Obtain the task script

  1. Log on to the Alibaba Cloud EMR console and access the homepage of Alink. For more information, see PAI-Alink.
  2. On the homepage of Alink, click Create from Template for a template to create an experiment based on the template.
    In this topic, the Scoring Card Function template is used as an example.
  3. In the Create Sample Experiment dialog box, specify Experiment Name and click OK.
  4. In the lower part of the page, choose Deploy > Generate Deployment Script.
    The Deployment Script dialog box displays the script details.
    Note The script is the executable script of the experiment.
  5. Save the script as a file named script.py on your computer.

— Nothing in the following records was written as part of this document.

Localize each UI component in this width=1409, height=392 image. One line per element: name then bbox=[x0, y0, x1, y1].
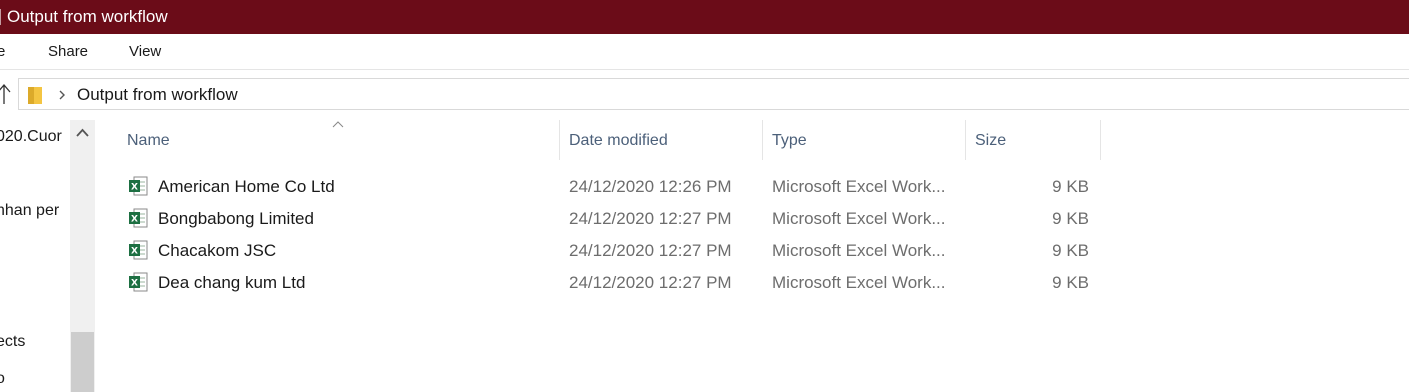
column-divider[interactable] bbox=[762, 120, 763, 160]
column-divider[interactable] bbox=[965, 120, 966, 160]
file-row[interactable]: X Chacakom JSC 24/12/2020 12:27 PM Micro… bbox=[95, 235, 1105, 267]
sort-ascending-icon bbox=[332, 121, 344, 128]
address-row: Output from workflow bbox=[0, 70, 1409, 120]
nav-item-folder-2[interactable]: nhan per bbox=[0, 202, 59, 220]
excel-file-icon: X bbox=[129, 208, 148, 228]
address-path-segment[interactable]: Output from workflow bbox=[77, 85, 238, 105]
file-size: 9 KB bbox=[1052, 241, 1089, 260]
tab-view[interactable]: View bbox=[129, 43, 161, 60]
file-date-modified: 24/12/2020 12:27 PM bbox=[569, 273, 732, 292]
address-bar[interactable]: Output from workflow bbox=[18, 78, 1409, 110]
chevron-right-icon[interactable] bbox=[58, 89, 66, 101]
file-date-modified: 24/12/2020 12:27 PM bbox=[569, 209, 732, 228]
scroll-up-icon[interactable] bbox=[76, 128, 89, 137]
file-size: 9 KB bbox=[1052, 177, 1089, 196]
file-date-modified: 24/12/2020 12:27 PM bbox=[569, 241, 732, 260]
nav-item-folder-1[interactable]: 020.Cuor bbox=[0, 128, 62, 146]
column-header-type[interactable]: Type bbox=[772, 132, 807, 150]
folder-icon bbox=[28, 87, 42, 104]
file-type: Microsoft Excel Work... bbox=[772, 273, 946, 292]
file-row[interactable]: X Bongbabong Limited 24/12/2020 12:27 PM… bbox=[95, 203, 1105, 235]
excel-file-icon: X bbox=[129, 272, 148, 292]
file-size: 9 KB bbox=[1052, 273, 1089, 292]
file-row[interactable]: X American Home Co Ltd 24/12/2020 12:26 … bbox=[95, 171, 1105, 203]
file-row[interactable]: X Dea chang kum Ltd 24/12/2020 12:27 PM … bbox=[95, 267, 1105, 299]
column-header-row: Name Date modified Type Size bbox=[95, 120, 1105, 160]
up-arrow-icon[interactable] bbox=[0, 82, 11, 106]
file-name: Chacakom JSC bbox=[158, 241, 277, 260]
excel-file-icon: X bbox=[129, 240, 148, 260]
scroll-thumb[interactable] bbox=[71, 332, 94, 392]
tab-home[interactable]: e bbox=[0, 43, 5, 60]
nav-item-objects[interactable]: ects bbox=[0, 333, 25, 351]
svg-text:X: X bbox=[131, 247, 138, 257]
excel-file-icon: X bbox=[129, 176, 148, 196]
nav-item-other[interactable]: o bbox=[0, 370, 5, 388]
file-list: Name Date modified Type Size X American … bbox=[95, 120, 1409, 392]
svg-text:X: X bbox=[131, 215, 138, 225]
tab-share[interactable]: Share bbox=[48, 43, 88, 60]
file-type: Microsoft Excel Work... bbox=[772, 177, 946, 196]
nav-scrollbar[interactable] bbox=[70, 120, 95, 392]
file-name: Bongbabong Limited bbox=[158, 209, 314, 228]
file-name: Dea chang kum Ltd bbox=[158, 273, 306, 292]
file-size: 9 KB bbox=[1052, 209, 1089, 228]
file-type: Microsoft Excel Work... bbox=[772, 209, 946, 228]
title-bar: Output from workflow bbox=[0, 0, 1409, 34]
svg-text:X: X bbox=[131, 279, 138, 289]
column-divider[interactable] bbox=[1100, 120, 1101, 160]
file-name: American Home Co Ltd bbox=[158, 177, 335, 196]
column-header-name[interactable]: Name bbox=[127, 132, 170, 150]
file-type: Microsoft Excel Work... bbox=[772, 241, 946, 260]
title-separator bbox=[0, 9, 1, 25]
column-header-date[interactable]: Date modified bbox=[569, 132, 668, 150]
ribbon-tabs: e Share View bbox=[0, 34, 1409, 70]
column-divider[interactable] bbox=[559, 120, 560, 160]
navigation-pane: 020.Cuor nhan per ects o bbox=[0, 120, 70, 392]
window-title: Output from workflow bbox=[7, 7, 168, 26]
column-header-size[interactable]: Size bbox=[975, 132, 1006, 150]
svg-text:X: X bbox=[131, 183, 138, 193]
file-date-modified: 24/12/2020 12:26 PM bbox=[569, 177, 732, 196]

Configure the deployment script

  1. Create a configuration file named config.txt.
    Add the following content to the file:
    userId=default
    alinkServerEndpoint=http://127.0.0.1:9301
    hadoopHome=/usr/lib/hadoop-current
    hadoopUserName=hadoop
    token=ZSHTIeEkwrtZJJsN1ZZmCJJmr5jaj1wO
  2. Use SSH Secure File Transfer Client to upload the config.txt and script.py files to the root directory of the master node in the Data Science cluster.
  3. Log on to the master node of the cluster. For more information, see Connect to the master node of an EMR cluster in SSH mode.
  4. Run the following command to view the files:
    check file

Configure a scheduling task

  1. Log on to the EMR console.
  2. In the top navigation bar, select the region where your cluster resides and select a resource group based on your business requirements.
  3. Click the Data Platform tab.
  4. Create a task execution cluster.
    1. Find the project where you want to configure a scheduling task, and click Edit Job in the Actions column.
    2. Click the Projects tab.
    3. In the left-side navigation pane, click Cluster Settings.
    4. In the upper-right corner, click Add Cluster.
    5. In the Add Cluster dialog box, select the created Data Science cluster from the Select Cluster drop-down list and click OK.
  5. Create a job.
    1. Click the Data Platform tab.
    2. Create a Shell job.
      For more information about how to create a job, see Configure a Shell job.
    3. Enter job content in the Content field.
      Example:
      sudo alinkcmd run -c /root/config.txt -f /root/script.py
  6. Configure the job.
    1. Click Job Settings in the upper-right corner.
    2. In the Job Settings pane, click the Advanced Settings tab.
    3. In the Mode section, select Header/Gateway Node from the Job Submission drop-down list.
  7. Run the job.
    1. Click Save in the upper-right corner.
    2. Click Run in the upper-right corner.
    3. In the Run Job dialog box, set the execution cluster to the created Data Science cluster and click OK.